Apple’s New Research Unveils Future AirPods with Heart Rate Monitoring Capabilities

May 30 2025 – Apple Inc. has recently unveiled a groundbreaking study titled “Foundation Model Hidden Representations for Heart Rate Estimation from Auscultation,” which could pave the way for future AirPods to monitor users’ heart rates if commercialized.

The research delves into leveraging foundation models initially designed for speech recognition to estimate heart rates by processing phonocardiogram (PCG) data. PCGs are graphical representations of the heart’s mechanical vibrations converted into electrical signals.

In their experiments, Apple researchers tested six mainstream models, including Whisper, wav2vec2, and wavLM, alongside their in-house CLAP (Contrastive Language-Audio Pretraining) model for comparative analysis.

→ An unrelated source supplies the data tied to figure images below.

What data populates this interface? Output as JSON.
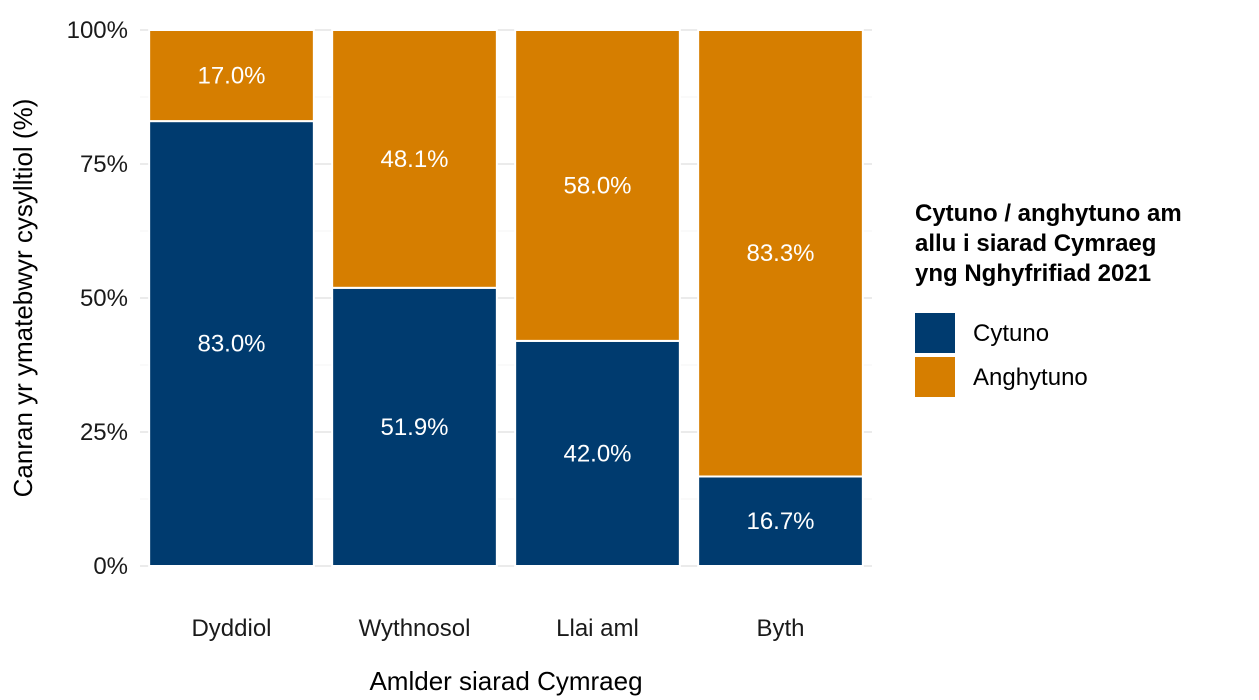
{
  "chart_data": {
    "type": "bar",
    "stacked": true,
    "categories": [
      "Dyddiol",
      "Wythnosol",
      "Llai aml",
      "Byth"
    ],
    "series": [
      {
        "name": "Cytuno",
        "color": "#003b6f",
        "values": [
          83.0,
          51.9,
          42.0,
          16.7
        ],
        "labels": [
          "83.0%",
          "51.9%",
          "42.0%",
          "16.7%"
        ]
      },
      {
        "name": "Anghytuno",
        "color": "#d67e00",
        "values": [
          17.0,
          48.1,
          58.0,
          83.3
        ],
        "labels": [
          "17.0%",
          "48.1%",
          "58.0%",
          "83.3%"
        ]
      }
    ],
    "ylabel": "Canran yr ymatebwyr cysylltiol (%)",
    "xlabel": "Amlder siarad Cymraeg",
    "ylim": [
      0,
      100
    ],
    "y_ticks": [
      {
        "value": 0,
        "label": "0%"
      },
      {
        "value": 25,
        "label": "25%"
      },
      {
        "value": 50,
        "label": "50%"
      },
      {
        "value": 75,
        "label": "75%"
      },
      {
        "value": 100,
        "label": "100%"
      }
    ],
    "legend": {
      "title_lines": [
        "Cytuno / anghytuno am",
        "allu i siarad Cymraeg",
        "yng Nghyfrifiad 2021"
      ],
      "position": "right"
    },
    "grid": true
  }
}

The study utilized the publicly available CirCor DigiScope Phonocardiogram dataset, comprising approximately 20 hours of heart sound recordings. Each recording varied in length from 5.1 to 64.5 seconds. The research team divided the audio files into 5-second segments, moving one second at a time, resulting in 23,388 heart sound segments for heart rate conversion measurements.

The findings revealed that Apple’s CLAP model achieved the lowest mean absolute error (MAE) across different data segmentations, outperforming benchmark models trained on traditional acoustic features. The researchers attributed CLAP’s superior performance to its training data, which encompassed a broader range of non-speech content, enabling it to better capture heart sound-related features.

According to Apple’s researchers, foundation models tailored for speech processing can be effectively adapted for auscultation and vital sign estimation tasks, serving as a robust alternative to traditional methods. They also observed that larger model sizes do not necessarily correlate with better heart rate estimation accuracy, but further fine-tuning could potentially enhance precision.

This technology holds promise for pathological analysis of heart and lung sounds, aiding in more accurate detection of abnormalities such as arrhythmias and murmurs.